Call relations: The test cases call this helper when they need sample user, assistant, system, or developer messages. It keeps the tests focused on the history-filtering behavior instead of repeating message construction details.

Call graph: 1 external calls (vec!).

tests::keeps_current_user_and_previous_visible_turn110–138 ↗
fn keeps_current_user_and_previous_visible_turn()

Purpose: Checks that search context keeps the latest real user request, the previous user request, and the assistant response between them, while dropping older and non-visible items.

Data flow: The test builds a mixed conversation containing system text, old turns, a tool call, developer text, the current user message, and current assistant commentary. It passes that list into recent_input and verifies that the result contains only the previous user message, the previous assistant message, and the current user message.

Call relations: This test exercises the main flow through recent_input, including its use of push_visible_message and the tail-retention helper. It confirms that web search is given recent visible conversation context, not the whole transcript.

Call graph: 2 external calls (assert_eq!, vec!).

tests::keeps_only_text_from_recent_user_messages141–171 ↗
fn keeps_only_text_from_recent_user_messages()

Purpose: Checks that user messages with mixed content are reduced to text before being used for search. This matters because web search context should not include image payloads or other non-text data.

Data flow: The test creates a previous user message containing both text and an image, followed by assistant text and a current user message. It sends these items to recent_input and expects the returned search input to contain only the text from the previous user message, plus the assistant and current user text.

Call relations: This test focuses on the filtering done inside push_visible_message when recent_input processes user messages.
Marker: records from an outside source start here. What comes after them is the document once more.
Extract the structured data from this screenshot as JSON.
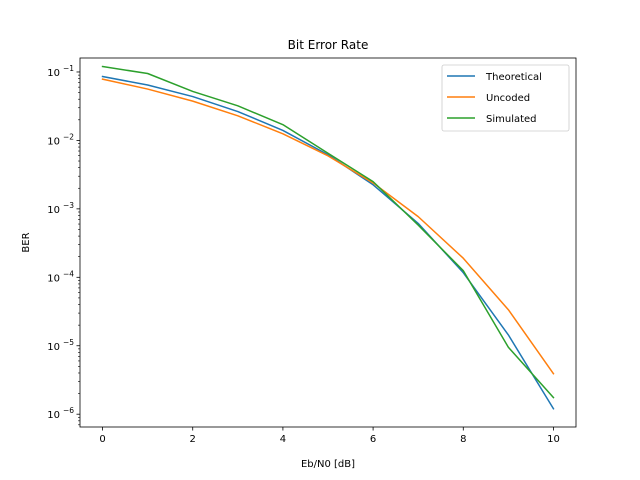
{
  "chart_data": {
    "type": "line",
    "title": "Bit Error Rate",
    "xlabel": "Eb/N0 [dB]",
    "ylabel": "BER",
    "yscale": "log",
    "xlim": [
      -0.5,
      10.5
    ],
    "ylim": [
      6.5e-07,
      0.16
    ],
    "xticks": [
      0,
      2,
      4,
      6,
      8,
      10
    ],
    "yticks": [
      {
        "value": 1e-06,
        "label": "10",
        "exp": "−6"
      },
      {
        "value": 1e-05,
        "label": "10",
        "exp": "−5"
      },
      {
        "value": 0.0001,
        "label": "10",
        "exp": "−4"
      },
      {
        "value": 0.001,
        "label": "10",
        "exp": "−3"
      },
      {
        "value": 0.01,
        "label": "10",
        "exp": "−2"
      },
      {
        "value": 0.1,
        "label": "10",
        "exp": "−1"
      }
    ],
    "grid": false,
    "legend_position": "top-right",
    "x": [
      0,
      1,
      2,
      3,
      4,
      5,
      6,
      7,
      8,
      9,
      10
    ],
    "series": [
      {
        "name": "Theoretical",
        "color": "#1f77b4",
        "values": [
          0.0858,
          0.0645,
          0.0437,
          0.0264,
          0.014,
          0.00617,
          0.00225,
          0.000613,
          0.000117,
          1.44e-05,
          1.2e-06
        ]
      },
      {
        "name": "Uncoded",
        "color": "#ff7f0e",
        "values": [
          0.0786,
          0.0563,
          0.0375,
          0.0229,
          0.0125,
          0.00595,
          0.00239,
          0.00077,
          0.00019,
          3.36e-05,
          3.9e-06
        ]
      },
      {
        "name": "Simulated",
        "color": "#2ca02c",
        "values": [
          0.12,
          0.095,
          0.052,
          0.032,
          0.017,
          0.0065,
          0.0025,
          0.00058,
          0.000125,
          9.5e-06,
          1.75e-06
        ]
      }
    ]
  }
}
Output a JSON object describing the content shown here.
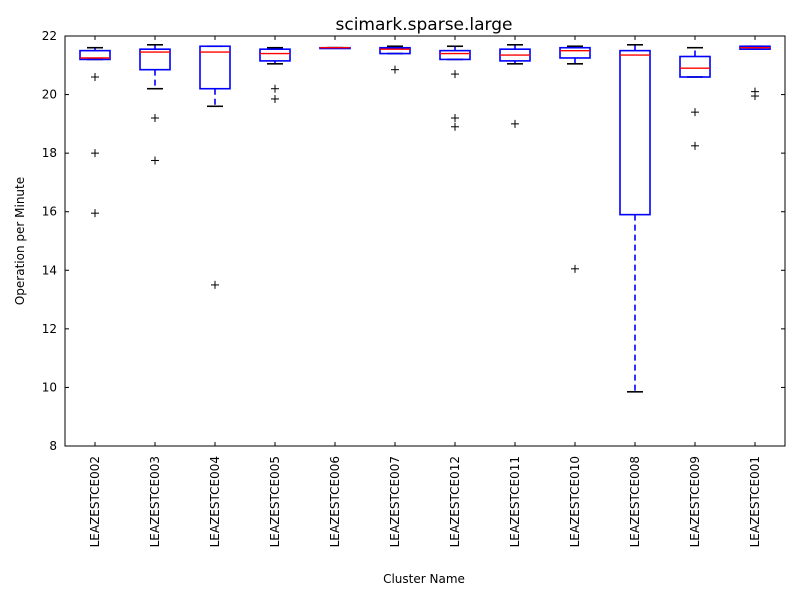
{
  "chart_data": {
    "type": "box",
    "title": "scimark.sparse.large",
    "xlabel": "Cluster Name",
    "ylabel": "Operation per Minute",
    "ylim": [
      8,
      22
    ],
    "yticks": [
      8,
      10,
      12,
      14,
      16,
      18,
      20,
      22
    ],
    "colors": {
      "box": "#0000ff",
      "median": "#ff0000",
      "flier": "#000000",
      "cap": "#000000"
    },
    "categories": [
      "LEAZESTCE002",
      "LEAZESTCE003",
      "LEAZESTCE004",
      "LEAZESTCE005",
      "LEAZESTCE006",
      "LEAZESTCE007",
      "LEAZESTCE012",
      "LEAZESTCE011",
      "LEAZESTCE010",
      "LEAZESTCE008",
      "LEAZESTCE009",
      "LEAZESTCE001"
    ],
    "boxes": [
      {
        "q1": 21.2,
        "median": 21.25,
        "q3": 21.5,
        "whislo": 21.2,
        "whishi": 21.6,
        "fliers": [
          20.6,
          18.0,
          15.95
        ]
      },
      {
        "q1": 20.85,
        "median": 21.45,
        "q3": 21.55,
        "whislo": 20.2,
        "whishi": 21.7,
        "fliers": [
          19.2,
          17.75
        ]
      },
      {
        "q1": 20.2,
        "median": 21.45,
        "q3": 21.65,
        "whislo": 19.6,
        "whishi": 21.65,
        "fliers": [
          13.5
        ]
      },
      {
        "q1": 21.15,
        "median": 21.4,
        "q3": 21.55,
        "whislo": 21.05,
        "whishi": 21.6,
        "fliers": [
          20.2,
          19.85
        ]
      },
      {
        "q1": 21.6,
        "median": 21.6,
        "q3": 21.6,
        "whislo": 21.6,
        "whishi": 21.6,
        "fliers": []
      },
      {
        "q1": 21.4,
        "median": 21.55,
        "q3": 21.6,
        "whislo": 21.4,
        "whishi": 21.65,
        "fliers": [
          20.85
        ]
      },
      {
        "q1": 21.2,
        "median": 21.4,
        "q3": 21.5,
        "whislo": 21.2,
        "whishi": 21.65,
        "fliers": [
          20.7,
          19.2,
          18.9
        ]
      },
      {
        "q1": 21.15,
        "median": 21.35,
        "q3": 21.55,
        "whislo": 21.05,
        "whishi": 21.7,
        "fliers": [
          19.0
        ]
      },
      {
        "q1": 21.25,
        "median": 21.5,
        "q3": 21.6,
        "whislo": 21.05,
        "whishi": 21.65,
        "fliers": [
          14.05
        ]
      },
      {
        "q1": 15.9,
        "median": 21.35,
        "q3": 21.5,
        "whislo": 9.85,
        "whishi": 21.7,
        "fliers": []
      },
      {
        "q1": 20.6,
        "median": 20.9,
        "q3": 21.3,
        "whislo": 20.6,
        "whishi": 21.6,
        "fliers": [
          19.4,
          18.25
        ]
      },
      {
        "q1": 21.55,
        "median": 21.6,
        "q3": 21.65,
        "whislo": 21.55,
        "whishi": 21.65,
        "fliers": [
          20.1,
          19.95
        ]
      }
    ]
  }
}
It proves that the search history stays text-only even when the original conversation item had other content.

Call graph: 2 external calls (assert_eq!, vec!).
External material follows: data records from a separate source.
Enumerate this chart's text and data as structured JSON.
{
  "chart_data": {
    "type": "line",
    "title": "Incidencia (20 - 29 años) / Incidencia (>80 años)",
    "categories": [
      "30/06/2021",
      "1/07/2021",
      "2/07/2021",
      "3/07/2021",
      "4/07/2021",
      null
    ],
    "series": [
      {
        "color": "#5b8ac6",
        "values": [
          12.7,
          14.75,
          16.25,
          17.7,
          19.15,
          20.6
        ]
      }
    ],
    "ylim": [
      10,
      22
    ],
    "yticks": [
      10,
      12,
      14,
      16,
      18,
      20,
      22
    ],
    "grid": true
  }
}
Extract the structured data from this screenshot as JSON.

tests::ignores_contextual_user_messages_when_selecting_recent_turns174–193 ↗
fn ignores_contextual_user_messages_when_selecting_recent_turns()

Purpose: Checks that internal context messages written with the user role are not treated as real user requests. This prevents environment details from displacing the actual recent conversation in search context.

Data flow: The test builds a conversation with a previous user request, an assistant reply, an environment-context message, and the current user request. It passes them to recent_input and verifies that the environment-context item is ignored, leaving the previous user request, assistant reply, and current user request.

Call relations: This test depends on push_visible_message using parse_turn_item to recognize genuine user messages. It protects the larger web-search flow from accidentally basing searches on hidden runtime context instead of what the user actually asked.

Call graph: 2 external calls (assert_eq!, vec!).